CABLE LOBBYISTS WATCH
Except for AT&T Corp., the cable industry has mostly stayed out of the debate. The National Cable & Telecommunications Association has taken no official position on either bill.
So as cable watches and waits, the fight over how to treat the Bells in the post-1996 Act era is shaping up as a battle between the Bells and the CLECs, which pushed for the Hollings bill and aren't likely to support significant changes that would water down its tough enforcement provisions.
"Then it wouldn't be worth the paper it was written on," Montano said.
Competitive Telecommunications Association (CompTel) president H. Russell Frisby praised the bill earlier this month and called structural separation "the only way to ensure that the Bells give up their local phone monopolies."
In a CompTel-sponsored white paper, the group charged that "if nondiscriminatory access were a reality, then there would be little reason for these ILECs to merge to gain access to each other's networks."

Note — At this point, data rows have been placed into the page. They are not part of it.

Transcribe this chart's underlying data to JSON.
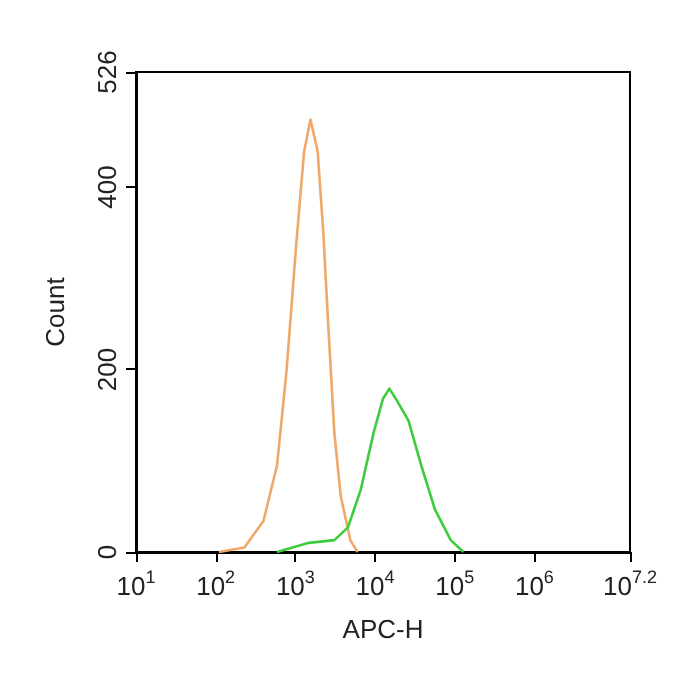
{
  "chart_data": {
    "type": "line",
    "xlabel": "APC-H",
    "ylabel": "Count",
    "log": "x",
    "grid": false,
    "xlim": [
      10,
      15848932
    ],
    "xticks": [
      {
        "value": 10,
        "label": "10$^{1}$"
      },
      {
        "value": 100,
        "label": "10$^{2}$"
      },
      {
        "value": 1000,
        "label": "10$^{3}$"
      },
      {
        "value": 10000,
        "label": "10$^{4}$"
      },
      {
        "value": 100000,
        "label": "10$^{5}$"
      },
      {
        "value": 1000000,
        "label": "10$^{6}$"
      },
      {
        "value": 15848932,
        "label": "10$^{7.2}$"
      }
    ],
    "ylim": [
      0,
      526
    ],
    "yticks": [
      0,
      200,
      400,
      526
    ],
    "series": [
      {
        "color": "#f0a868",
        "x": [
          110,
          229,
          398,
          589,
          776,
          1023,
          1288,
          1549,
          1905,
          2239,
          2570,
          3090,
          3715,
          4898,
          6026
        ],
        "values": [
          0,
          5,
          34,
          95,
          199,
          336,
          439,
          474,
          439,
          351,
          253,
          130,
          61,
          13,
          0
        ]
      },
      {
        "color": "#3ccc3c",
        "x": [
          589,
          1479,
          3090,
          4571,
          6607,
          9550,
          12589,
          15136,
          18197,
          26303,
          38019,
          56234,
          89125,
          128825
        ],
        "values": [
          0,
          10,
          13,
          27,
          68,
          130,
          168,
          179,
          168,
          144,
          95,
          47,
          13,
          0
        ]
      }
    ]
  }
}
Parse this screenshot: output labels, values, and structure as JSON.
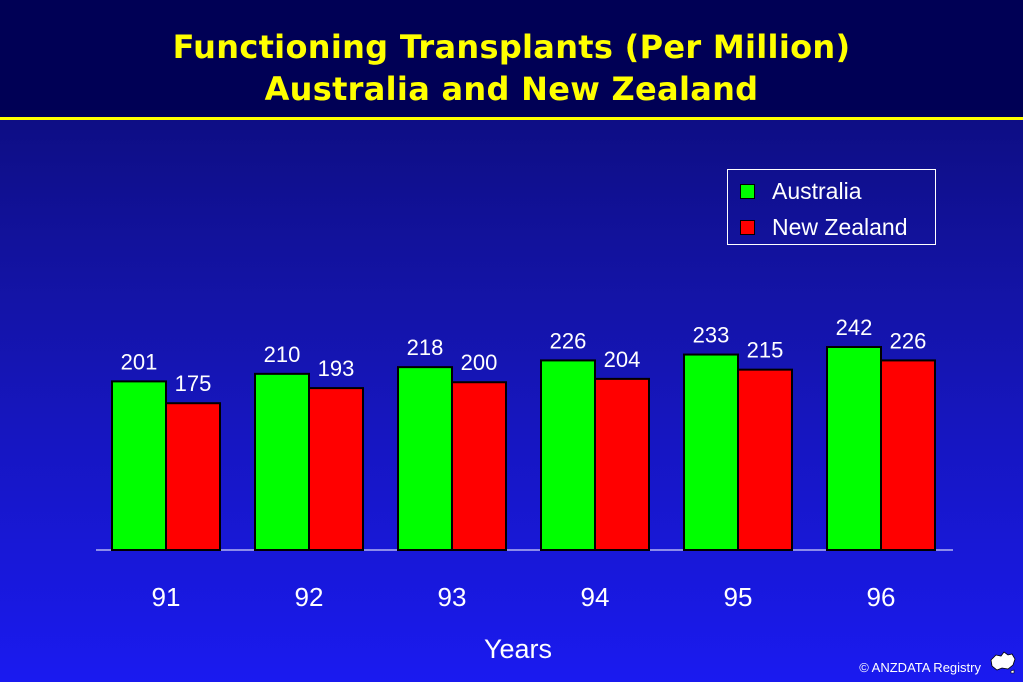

The CLECs' strong support for the Hollings bill creates a powerful lobbying counterweight to the Bells' backing of the Tauzin-Dingell bill. And when two giant lobbying forces face off, it usually means a protracted battle in which neither side will ultimately get what they want.
In extreme cases, such controversy creates the kind of gridlock that delayed passage of the 1996 Act until years after proponents first proposed amending national telecom policy.
"The Democrats taking over the Senate was a pretty big blow to the Tauzin-Dingell bill," said Salans's Kurtin.
But Tauzin spokesman Ken Johnson said changes are already planned to promote a strong win in the House — in part to send a message to the Senate.
"If we address some of the concerns of members, there's a possibility of passing this by a wide margin," he said. "We're going for the jugular."